Dr. Felder: “29% of patients with hypertension remain undiagnosed, and of those that are taking high blood pressure medication only 23% (check this) derive any benefit from their medication. A genetic test for hypertension would improve our ability to identify those patients at risk and encourage them to adopt healthy lifestyles.” Dr. Felder and his collaborator Dr. Jose have identified three abnormalities in a single gene and linked them to hypertension. Possessing any of these genetic variations increases the likelihood of developing essential hypertension, the most common class of high blood pressure. Their study, the result of an 18-year UVa-Georgetown research collaboration, appears in the March 12 issue of the Proceedings of the National Academy of Sciences (Proc Natl Acad Sci U S A. 2002 Mar 19;99(6):3872-7).
Essential hypertension affects 25% of adults and constitutes a major risk factor for stroke, heart attack, heart failure, and kidney failure. About 50% percent of essential hypertension is thought to be hereditary. Determining the genetic cause of essential hypertension has been difficult because the level of blood pressure is the result of the interplay between heredity and environment. Diagnosis and early treatment of hypertension are important because hypertension-related diseases are the leading causes of morbidity and mortality in industrialized countries
The researchers report that these gene variations, also called polymorphisms, either by themselves, or through interaction with variations of other genes, are associated with hypertension in several populations: Caucasian American, Ghanaian, and Japanese. The presence of these gene variations can be determined by a simple genetic test. developed by the researchers. This test assesses an individual’s risk of developing high blood pressure based on detection of inherited gene variations that encode for a protein called G protein coupled receptor kinase type 4 (GRK4). GRK4 variations are associated with an inability to normally eliminate sodium from the body.

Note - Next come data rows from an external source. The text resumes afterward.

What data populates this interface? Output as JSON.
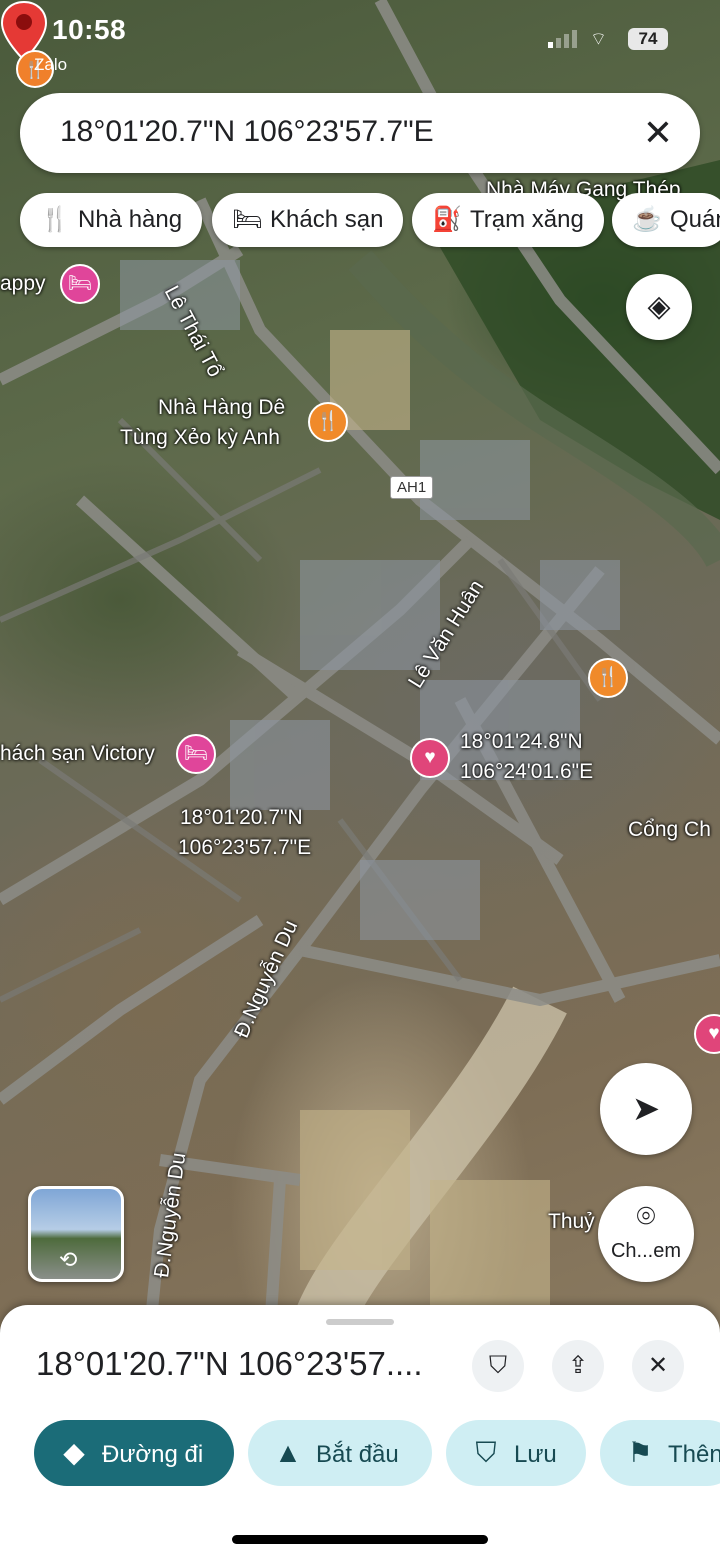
{
  "status_bar": {
    "time": "10:58",
    "back_app": "Zalo",
    "battery": "74"
  },
  "search": {
    "query": "18°01'20.7\"N 106°23'57.7\"E"
  },
  "chips": [
    {
      "label": "Nhà hàng",
      "icon": "restaurant-icon"
    },
    {
      "label": "Khách sạn",
      "icon": "bed-icon"
    },
    {
      "label": "Trạm xăng",
      "icon": "gas-station-icon"
    },
    {
      "label": "Quán",
      "icon": "coffee-icon"
    }
  ],
  "map": {
    "labels": {
      "factory": "Nhà Máy Gang Thép",
      "happy": "appy",
      "le_thai_to": "Lê Thái Tổ",
      "restaurant_line1": "Nhà Hàng Dê",
      "restaurant_line2": "Tùng Xẻo kỳ Anh",
      "ah1": "AH1",
      "le_van_huan": "Lê Văn Huân",
      "victory": "hách sạn Victory",
      "saved_line1": "18°01'24.8\"N",
      "saved_line2": "106°24'01.6\"E",
      "pin_line1": "18°01'20.7\"N",
      "pin_line2": "106°23'57.7\"E",
      "cong": "Cổng Ch",
      "nguyen_du_1": "Đ.Nguyễn Du",
      "nguyen_du_2": "Đ.Nguyễn Du",
      "thuy": "Thuỷ"
    },
    "lens_label": "Ch...em"
  },
  "sheet": {
    "title": "18°01'20.7\"N 106°23'57....",
    "buttons": {
      "directions": "Đường đi",
      "start": "Bắt đầu",
      "save": "Lưu",
      "more": "Thên"
    }
  },
  "colors": {
    "primary": "#1b6c78",
    "secondary_bg": "#cfeef3",
    "pin": "#e53935"
  }
}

“Patients with even a single GRK4 variation have a significant lifetime risk for developing hypertension,” said Pedro A. Jose, MD, PhD. Professor of Pediatrics and Physiology and Biophysics at Georgetown, the senior author of the PNAS paper. “We have now identified the genetic abnormalities that cause this error and so we have a better idea of the impact of these gene variations in the development of hypertension in three distinct racial groups.”
“This discovery has led to a high quality test that should be suitable for screening a large number of patients based on a fluorescent molecular beacon assay and will aid physicians in their diagnosis of genetic forms of hypertension,” said Robin A. Felder, Ph.D., Professor of Pathology and Director of the Medical Automation Research Center of the University of Virginia, the lead author on the paper. “The genetic information disclosed by the test will allow physicians to provide guidance to patients with a family history of hypertension who wish to know if they should modify their lifestyles to help prevent the debilitating consequences such as kidney failure, heart failure, stroke, blindness of high blood pressure," said Dr Jose and Dr Felder.
Identification of this leading cause of hypertension should lead to improved medical treatments for the disease. The University of Virginia and Georgetown teams, in collaboration with Dr. Hironobu Sanada at Fukushima University in Japan, have also reported on the use of antisense technology to correct the biochemical error in human kidney cells that leads to the high blood pressure. The research teams have produced human kidney cell lines that may be useful in discovering other therapeutic methods to treat high blood pressure.
Dr Felder and Dr. Jose submitted their discoveries for patent protection in January 1999. The resulting patents have been recently assigned to Hypogen, Inc., Charlottesville, VA. The research reported in PNAS was funded by the National Institutes of Health (National Heart Lung and Blood Institute and National Institute for Diabetes, Digestive, and Kidney Diseases).